I blink back tears. Cool wind blows across my cheeks, along my lips. “That night was a mistake.” I’m whispering again. I can’t look up. I can’t move an inch or I might crack and shatter, and that would be even worse than admitting to him that I wanted all that just as badly as he did.
“It was a mistake,” he says and his hand grazes across my neck, fingertips brushing my hair aside and moving down my back. “But it was a good mistake. Tell me you don’t think about it still. Because, princess, I think about it all the time, I’ve thought about you for years.”
“Casso.”
“You do, I know you do. I tasted it when I kissed you. I can see it all over you now. You’re trembling and it isn’t that cold. You’re thinking about what it was like to finally give in and it’s terrifying because it’s so good. Submission, quiet, gentle submission can be its own form of ecstasy. Its own form of power. You give yourself to me, and in doing so you allow me to make you feel things you never once in your life dreamed you could feel. Otherwise, what’s the point? You can keep on breathing your drab little breaths and living your sad little life, but deep down you know you’d rather let me own you.”

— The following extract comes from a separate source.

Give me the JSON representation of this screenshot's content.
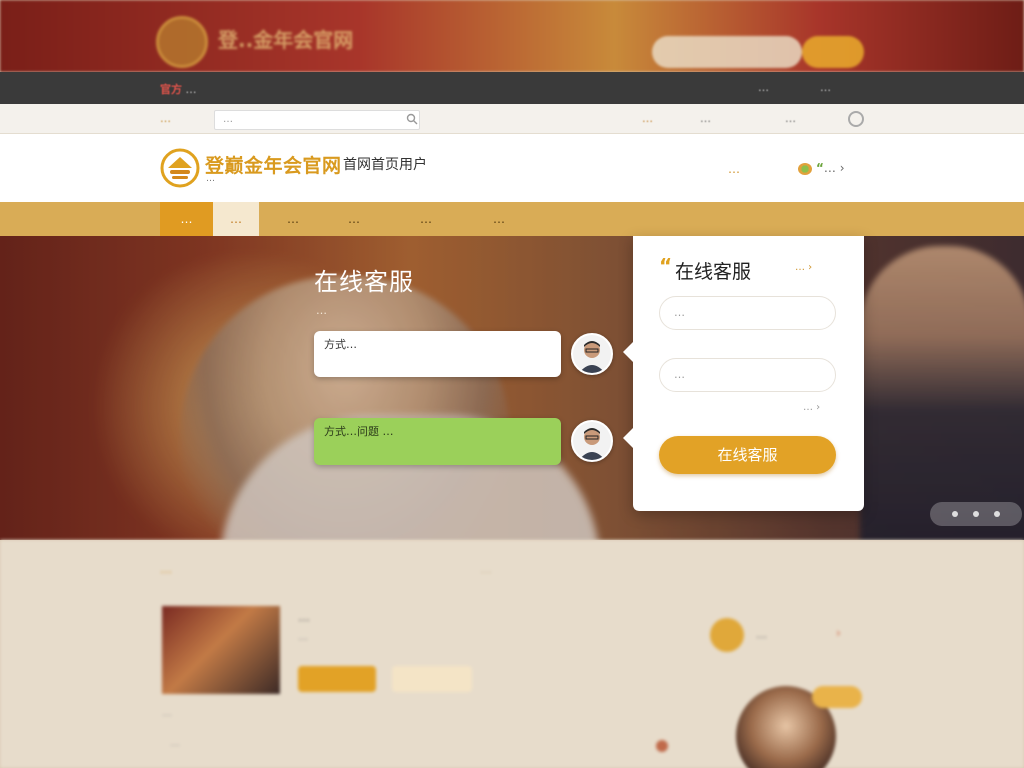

I bite back tears. His words are hot irons shoved down my throat because of their truth and because of what they’re hiding. What he doesn’t mention is behind all that pleasure is even more pain waiting to scar me, break me, ruin me.
“I don’t want to help you. I don’t want to marry you. I don’t want any of this.”
“I don’t want any of it either, princess. But you’re here.” He grabs my hair and pulls it tight and I gasp, half a moan, half a grunt of pain. That’s him, pleasure and pain. “And I’m not letting you go.”